Ecology - study of the interactions of living organisms with one another and with their nonliving environment of matter and energy.Study of the structure and function of nature.

Environmental degradation - depletion or destruction of a potentially renewable resource such as soil, grassland, forest, or wildlife by using it at a faster rate than it is naturally replenished. If such use continues, the resource can become nonrenewable on a human time scale or nonexistent (extinct).

Extinction - complete disappearance of a species from the earth. This happens when a species cannot adapt and successfully reproduce under new environmental conditions or when it evolves into one or more new species (speciation).

Food web - complex network of many interconnected food chains and feeding relationships.

Forest - biome with enough average annual precipitation (at least 76 centimeters,or 30 inches) to support growth of various species of trees and smaller forms of vegetation.

Grassland - biome found in regions where moderate annual average precipitation (25 to 76 centimeters, or 10 to 30 inches) is enough to support the growth of grass and small plants, but not enough to support large stands of trees.

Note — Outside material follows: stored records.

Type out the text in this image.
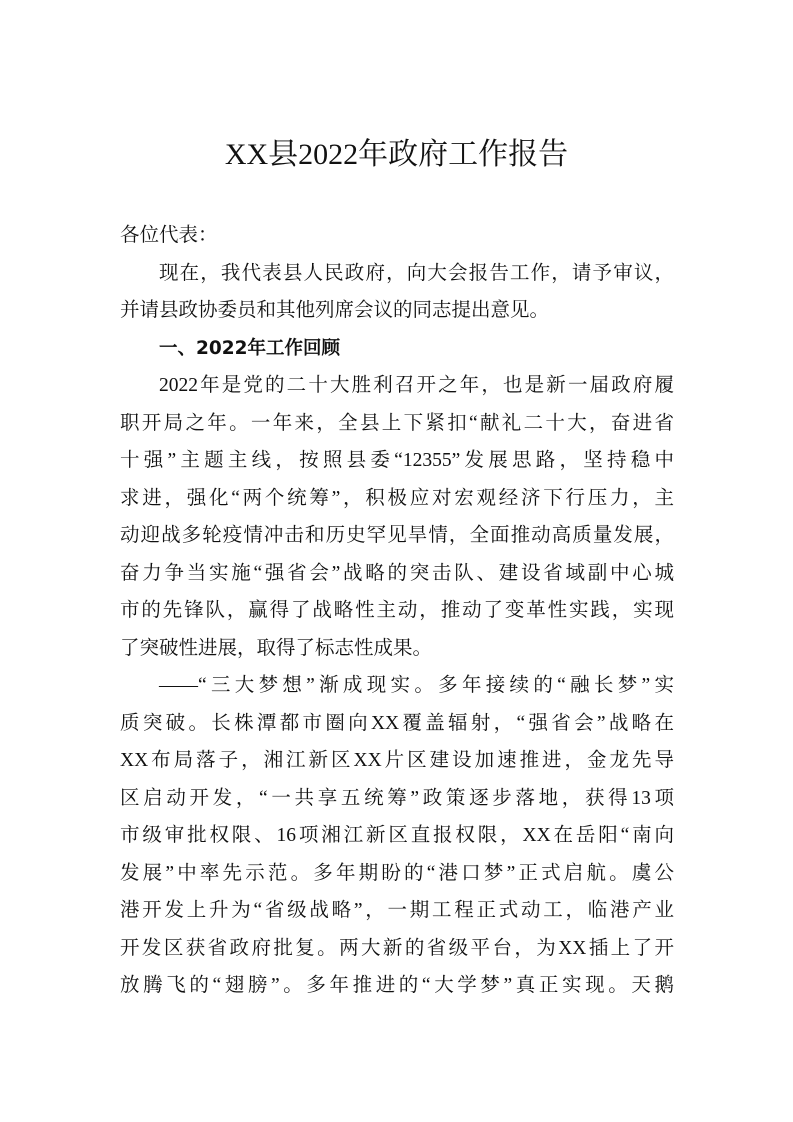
XX县2022年政府工作报告
各位代表：
现在，我代表县人民政府，向大会报告工作，请予审议，
并请县政协委员和其他列席会议的同志提出意见。
一、2022年工作回顾
2022年是党的二十大胜利召开之年，也是新一届政府履
职开局之年。一年来，全县上下紧扣“献礼二十大，奋进省
十强”主题主线，按照县委“12355”发展思路，坚持稳中
求进，强化“两个统筹”，积极应对宏观经济下行压力，主
动迎战多轮疫情冲击和历史罕见旱情，全面推动高质量发展，
奋力争当实施“强省会”战略的突击队、建设省域副中心城
市的先锋队，赢得了战略性主动，推动了变革性实践，实现
了突破性进展，取得了标志性成果。
——“三大梦想”渐成现实。多年接续的“融长梦”实
质突破。长株潭都市圈向XX覆盖辐射，“强省会”战略在
XX布局落子，湘江新区XX片区建设加速推进，金龙先导
区启动开发，“一共享五统筹”政策逐步落地，获得13项
市级审批权限、16项湘江新区直报权限，XX在岳阳“南向
发展”中率先示范。多年期盼的“港口梦”正式启航。虞公
港开发上升为“省级战略”，一期工程正式动工，临港产业
开发区获省政府批复。两大新的省级平台，为XX插上了开
放腾飞的“翅膀”。多年推进的“大学梦”真正实现。天鹅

Habitat - place or type of place where an organism or a population of organisms lives.

Immature community - community at an early stage of ecological succession. It usually has a low number of species and ecological niches and cannot capture and use energy and cycle critical nutrients as efficiently as more complex, mature ecosystems.

Keystone species - species that play roles affecting many other organisms in an ecosystem.

Limiting factor - single factor that limits the growth, abundance, or distribution of the population of a species in an ecosystem.

Mature community - fairly stable, self-sustaining community in an advanced stage of ecological succession; usually has a diverse array of species and ecological niches; captures and uses energy and cycles critical chemicals more efficiently than simpler, immature communities.

Native species - species that normally live and thrive in a particular ecosystem.

Pioneer community - first integrated set of plants, animals, and decomposers found in an area undergoing primary ecological succession.

Pioneer species - first hardy species, often microbes, mosses, and lichens, that begin colonizing a site as the first stage of ecological succession.

Primary succession - sequential development of communities in a bare area that has never been occupied by a community of organisms.

Secondary succession - sequential development of communities in an area in which natural vegetation has been removed or destroyed but the soil is not destroyed.